American politician (1887–1960)

Roy B. Davis (November 22, 1887 – October 18, 1960) was an American politician and farmer from Virginia. He served as a member of the Virginia House of Delegates, representing Halifax County from 1932 to 1957.

==Early life==
Roy B. Davis was born on November 22, 1887, to Ellen (née Kent) and Benjamin Courtland Davis, in Paces, Virginia. He was educated in public and private schools.

==Career==
Davis was a Democrat and was a member of the Halifax County Democratic Committee since 1931. He was elected in 1931 to serve Halifax County in the Virginia House of Delegates. He served from 1932 until his retirement in 1957. He was a member of the Byrd Organization. He led the special committee on redistricting house and senate districts during the 1951–1952 session. He served as chairman of the privileges and elections committee. In 1955, he served as co-chairman of the hearings about school segregation.

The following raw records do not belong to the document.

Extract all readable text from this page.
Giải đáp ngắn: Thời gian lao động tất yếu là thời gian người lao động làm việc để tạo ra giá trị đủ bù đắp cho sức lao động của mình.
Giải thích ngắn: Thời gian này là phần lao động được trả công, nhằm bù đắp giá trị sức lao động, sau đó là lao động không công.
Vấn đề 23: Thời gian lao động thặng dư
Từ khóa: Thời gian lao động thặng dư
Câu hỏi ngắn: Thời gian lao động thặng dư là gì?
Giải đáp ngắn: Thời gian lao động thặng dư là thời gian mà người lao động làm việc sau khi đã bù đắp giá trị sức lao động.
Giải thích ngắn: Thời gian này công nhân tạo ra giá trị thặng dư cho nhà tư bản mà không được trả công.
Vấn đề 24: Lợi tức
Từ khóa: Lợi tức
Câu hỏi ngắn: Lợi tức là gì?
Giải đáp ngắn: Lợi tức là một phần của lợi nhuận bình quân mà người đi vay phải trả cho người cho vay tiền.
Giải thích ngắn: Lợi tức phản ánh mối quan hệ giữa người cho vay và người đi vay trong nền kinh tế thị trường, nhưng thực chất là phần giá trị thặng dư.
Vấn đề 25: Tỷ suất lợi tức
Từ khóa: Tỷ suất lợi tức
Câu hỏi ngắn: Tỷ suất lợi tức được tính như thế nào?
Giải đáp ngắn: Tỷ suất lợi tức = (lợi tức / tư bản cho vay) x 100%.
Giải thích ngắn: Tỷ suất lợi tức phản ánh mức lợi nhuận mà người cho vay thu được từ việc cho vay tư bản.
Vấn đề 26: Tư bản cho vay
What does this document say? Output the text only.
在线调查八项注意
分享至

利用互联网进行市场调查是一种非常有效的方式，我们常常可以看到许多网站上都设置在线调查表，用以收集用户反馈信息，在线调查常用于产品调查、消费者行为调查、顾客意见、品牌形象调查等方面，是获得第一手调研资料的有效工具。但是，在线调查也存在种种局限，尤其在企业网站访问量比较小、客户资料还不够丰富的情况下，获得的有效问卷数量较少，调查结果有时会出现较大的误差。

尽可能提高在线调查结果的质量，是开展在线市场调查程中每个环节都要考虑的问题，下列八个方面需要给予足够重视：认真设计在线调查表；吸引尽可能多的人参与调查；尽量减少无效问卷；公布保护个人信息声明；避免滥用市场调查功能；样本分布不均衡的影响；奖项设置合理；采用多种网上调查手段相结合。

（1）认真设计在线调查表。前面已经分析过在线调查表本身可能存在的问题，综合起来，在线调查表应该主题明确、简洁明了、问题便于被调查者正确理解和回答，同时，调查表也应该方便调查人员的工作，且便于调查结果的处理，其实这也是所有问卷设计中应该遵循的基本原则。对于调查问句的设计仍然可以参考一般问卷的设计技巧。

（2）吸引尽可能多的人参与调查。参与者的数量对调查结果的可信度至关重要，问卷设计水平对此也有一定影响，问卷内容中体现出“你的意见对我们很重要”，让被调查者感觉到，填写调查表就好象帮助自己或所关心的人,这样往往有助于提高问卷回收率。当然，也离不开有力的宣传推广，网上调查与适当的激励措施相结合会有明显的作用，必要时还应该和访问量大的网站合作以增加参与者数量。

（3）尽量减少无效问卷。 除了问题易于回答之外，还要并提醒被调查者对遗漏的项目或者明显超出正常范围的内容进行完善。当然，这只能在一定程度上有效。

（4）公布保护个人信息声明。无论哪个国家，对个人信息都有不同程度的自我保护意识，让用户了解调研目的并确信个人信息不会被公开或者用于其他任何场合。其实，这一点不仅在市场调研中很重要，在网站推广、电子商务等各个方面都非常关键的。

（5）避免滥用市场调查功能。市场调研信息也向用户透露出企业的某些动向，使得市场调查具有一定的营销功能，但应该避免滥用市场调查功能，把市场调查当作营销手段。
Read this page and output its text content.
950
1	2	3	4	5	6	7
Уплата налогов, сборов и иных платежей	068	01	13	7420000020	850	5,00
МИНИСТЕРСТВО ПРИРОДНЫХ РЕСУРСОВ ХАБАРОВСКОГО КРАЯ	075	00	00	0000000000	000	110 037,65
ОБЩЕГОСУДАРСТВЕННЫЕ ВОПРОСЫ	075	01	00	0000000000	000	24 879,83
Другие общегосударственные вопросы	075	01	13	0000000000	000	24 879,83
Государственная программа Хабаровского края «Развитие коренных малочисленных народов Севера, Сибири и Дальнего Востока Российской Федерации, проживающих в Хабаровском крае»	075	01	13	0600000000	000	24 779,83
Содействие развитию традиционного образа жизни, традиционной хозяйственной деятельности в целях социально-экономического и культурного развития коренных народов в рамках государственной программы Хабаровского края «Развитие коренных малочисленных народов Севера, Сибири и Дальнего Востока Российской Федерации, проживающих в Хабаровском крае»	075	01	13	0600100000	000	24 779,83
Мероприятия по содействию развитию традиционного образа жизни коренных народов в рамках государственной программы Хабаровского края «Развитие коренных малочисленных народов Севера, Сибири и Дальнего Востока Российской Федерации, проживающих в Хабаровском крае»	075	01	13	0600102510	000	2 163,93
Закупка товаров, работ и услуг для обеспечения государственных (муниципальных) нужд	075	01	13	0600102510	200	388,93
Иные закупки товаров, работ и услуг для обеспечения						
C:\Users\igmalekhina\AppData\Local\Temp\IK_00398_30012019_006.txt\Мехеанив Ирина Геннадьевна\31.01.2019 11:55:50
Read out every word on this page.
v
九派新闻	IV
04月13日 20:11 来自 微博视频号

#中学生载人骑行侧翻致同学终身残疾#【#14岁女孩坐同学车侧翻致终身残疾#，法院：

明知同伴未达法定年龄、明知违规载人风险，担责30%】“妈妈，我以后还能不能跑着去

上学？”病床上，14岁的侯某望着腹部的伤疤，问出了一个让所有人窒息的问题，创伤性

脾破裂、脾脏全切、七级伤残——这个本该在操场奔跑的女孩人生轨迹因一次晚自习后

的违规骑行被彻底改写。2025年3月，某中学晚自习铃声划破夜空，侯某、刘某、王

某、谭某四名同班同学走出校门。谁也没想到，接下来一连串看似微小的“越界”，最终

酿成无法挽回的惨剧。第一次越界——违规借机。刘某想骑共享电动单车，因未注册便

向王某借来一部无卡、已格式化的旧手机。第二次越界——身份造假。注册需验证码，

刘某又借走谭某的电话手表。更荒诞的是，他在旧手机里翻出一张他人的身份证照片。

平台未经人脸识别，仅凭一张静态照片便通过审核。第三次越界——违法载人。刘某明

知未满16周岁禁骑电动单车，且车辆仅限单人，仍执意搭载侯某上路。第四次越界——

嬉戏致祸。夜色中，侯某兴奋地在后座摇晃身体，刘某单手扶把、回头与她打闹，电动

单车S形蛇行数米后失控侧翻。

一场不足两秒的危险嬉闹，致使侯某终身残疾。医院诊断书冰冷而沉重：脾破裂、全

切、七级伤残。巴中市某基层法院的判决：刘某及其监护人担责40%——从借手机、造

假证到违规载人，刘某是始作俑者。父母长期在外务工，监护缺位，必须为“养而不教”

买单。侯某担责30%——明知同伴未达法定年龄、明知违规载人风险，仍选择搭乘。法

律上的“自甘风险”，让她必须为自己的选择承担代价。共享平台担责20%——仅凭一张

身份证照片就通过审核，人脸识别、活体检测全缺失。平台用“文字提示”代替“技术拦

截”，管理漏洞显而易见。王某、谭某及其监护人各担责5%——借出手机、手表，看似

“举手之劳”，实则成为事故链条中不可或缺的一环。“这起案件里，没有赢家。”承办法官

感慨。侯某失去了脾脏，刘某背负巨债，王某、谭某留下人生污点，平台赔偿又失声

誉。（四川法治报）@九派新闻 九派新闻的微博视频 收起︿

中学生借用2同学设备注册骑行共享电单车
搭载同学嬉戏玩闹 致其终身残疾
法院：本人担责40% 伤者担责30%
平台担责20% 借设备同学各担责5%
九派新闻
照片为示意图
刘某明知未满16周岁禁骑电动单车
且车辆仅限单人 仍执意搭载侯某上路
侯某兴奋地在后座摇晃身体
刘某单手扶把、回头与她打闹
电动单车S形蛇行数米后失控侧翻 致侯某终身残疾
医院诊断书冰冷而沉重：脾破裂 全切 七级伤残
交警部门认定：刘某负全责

He was succeeded by Howard P. Anderson

Davis farmed tobacco in Halifax County with his son Roy Jr. He was president of the Virginia Farm Bureau Federation. He was a member of the board of trustees of Hargrave Military Academy.

==Personal life==
Davis married Blanche Crews Tune. They had a son and two daughters, Roy Jr., Mrs. Cecil B. Dickson and Mrs. Andrew Todd. He raised his successor in the General Assembly from a young age, Howard P. Anderson. He was chairman of the board of deacons of Mt. Zion Baptist Church.

Davis died of a heart attack on October 18, 1960, at his home in Paces. He was buried in Halifax Memorial Gardens.